The Bush administration’s primary justification for launching the Iraq War in 2003 was thought to be an alleged weapons of mass destruction programme that did not exist. Significant portions of Americans still believed that Saddam Hussein and al-Qaeda cooperated together in the 9/11 attacks. Many lies were told to justify the Iraq War.

President George W. Bush dismissed the reports of United Nations inspectors. Worse still, the world’s most vocal proponents of freedom, dignity and human rights were behaving badly towards Muslims in Guantánamo Bay, through extraordinary rendition, the copious use of waterboarding and routine torture at Abu Ghraib prison and elsewhere.

However, the 9/11 attacks did not just change Muslim’s sentiments towards the US. Muslims also turned against each other.

Some analysts have claimed that we are living in a contemporary global politics of the age of Muslim wars, which have replaced the Cold War as the principal form of international conflict that includes wars of terrorism, civil wars and interstate conflicts.
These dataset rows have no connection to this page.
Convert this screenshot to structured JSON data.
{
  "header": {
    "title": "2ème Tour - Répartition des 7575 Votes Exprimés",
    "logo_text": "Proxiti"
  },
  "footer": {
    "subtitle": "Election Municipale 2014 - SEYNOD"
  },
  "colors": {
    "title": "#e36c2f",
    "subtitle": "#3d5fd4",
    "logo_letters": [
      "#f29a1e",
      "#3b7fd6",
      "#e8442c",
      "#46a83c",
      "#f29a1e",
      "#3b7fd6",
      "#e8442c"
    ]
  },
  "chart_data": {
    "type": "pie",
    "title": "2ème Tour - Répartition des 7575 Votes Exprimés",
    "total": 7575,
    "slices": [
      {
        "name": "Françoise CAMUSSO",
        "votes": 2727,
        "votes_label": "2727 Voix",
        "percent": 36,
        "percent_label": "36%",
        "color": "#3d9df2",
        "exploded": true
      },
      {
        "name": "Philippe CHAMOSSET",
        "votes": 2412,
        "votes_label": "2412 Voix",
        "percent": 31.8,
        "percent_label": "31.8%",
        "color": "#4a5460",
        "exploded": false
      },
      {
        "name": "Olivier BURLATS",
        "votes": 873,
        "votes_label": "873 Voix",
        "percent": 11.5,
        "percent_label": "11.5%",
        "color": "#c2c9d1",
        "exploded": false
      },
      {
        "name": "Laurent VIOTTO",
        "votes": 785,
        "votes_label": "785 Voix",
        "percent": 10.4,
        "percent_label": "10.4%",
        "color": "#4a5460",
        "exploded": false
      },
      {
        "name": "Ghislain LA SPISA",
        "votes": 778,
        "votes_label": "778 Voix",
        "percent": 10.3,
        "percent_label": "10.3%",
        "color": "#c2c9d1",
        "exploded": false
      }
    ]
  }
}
Some of these were rooted before the 9/11 attacks. As the Cold War subsided in the 1980s, Iraq invaded Iran in 1980.

The Soviet invasion of Afghanistan generated vigorous Afghan resistance, which by 1989 forced the Soviets to withdraw.

This victory was made possible by American technology, Saudi money, Pakistani support and training and the participation of thousands of fighters from other, mostly Arab, Muslim countries.

Then in 1990, Saddam invaded and attempted to annex Kuwait, and the US organised an international coalition, including several Muslim countries, to defeat him.

Significant violence also occurred in Bosnia, Kosovo, Macedonia, Chechnya, Kashmir, the Philippines, Indonesia, Sudan and Nigeria.

However, the causes of this Muslim violence are not inherent in the nature of Islam as a religion. They are the result of the resurgence of Muslim consciousness and identity; liberal vs conservative, secular vs religious. And these resurgence in Islamic consciousness was profoundly influenced by the US-led events after the 9/11 attacks.

It seems that the US has a role to play in many of the Muslim wars. Pro-Israel propagandist Jeffrey Goldberg made a profound observation: “The US has been waging a three-decade war for domination of the Middle East. This war becomes apparent considering the many Muslim countries, the peace-loving US and its stalwart ally Israel have bombed.”

During Bill Clinton’s presidency, the US bombed Iraq, Afghanistan, and Sudan. Under George Bush, the US bombed Afghanistan, Yemen, Iraq, Pakistan and Somalia. Under Barack Obama, Afghanistan, Iraq, Pakistan, Yemen, Somalia and Libya were bombed.

With American arms and funding, Israel has bombed every single one of its neighbours, including Palestine, Lebanon, Syria, Jordan and Egypt. Israel has also bombed Tunisia and Iraq.

The US also has military bases in several countries in the Middle East, including Saudi Arabia, Bahrain, Kuwait, Oman, Qatar, Turkey, Pakistan, UAE, Yemen, Iraq, Afghanistan, Djibouti, Kyrgyzstan, Somalia, Ethiopia, Turkmenistan, Uzbekistan, Tajikistan and Chad.

Americans have asked, “Why are Muslims so violent and warlike?”. Ironically, it was reported that America’s “secret wars” are waged by “special operations forces” in “75 countries” and “that number will likely reach 120”. Subsequently, the US could be engaged in military acts in more than 60 per cent of the world’s nation-states.

The US claims these strategies on grounds of morality, to pursue the beacon of democracy and capitalism. However, as the Muslim wars and the imminent possibility of an attack against Syria continue, many Muslims and non-Muslims alike wonder if this could be a new American-style imperialism?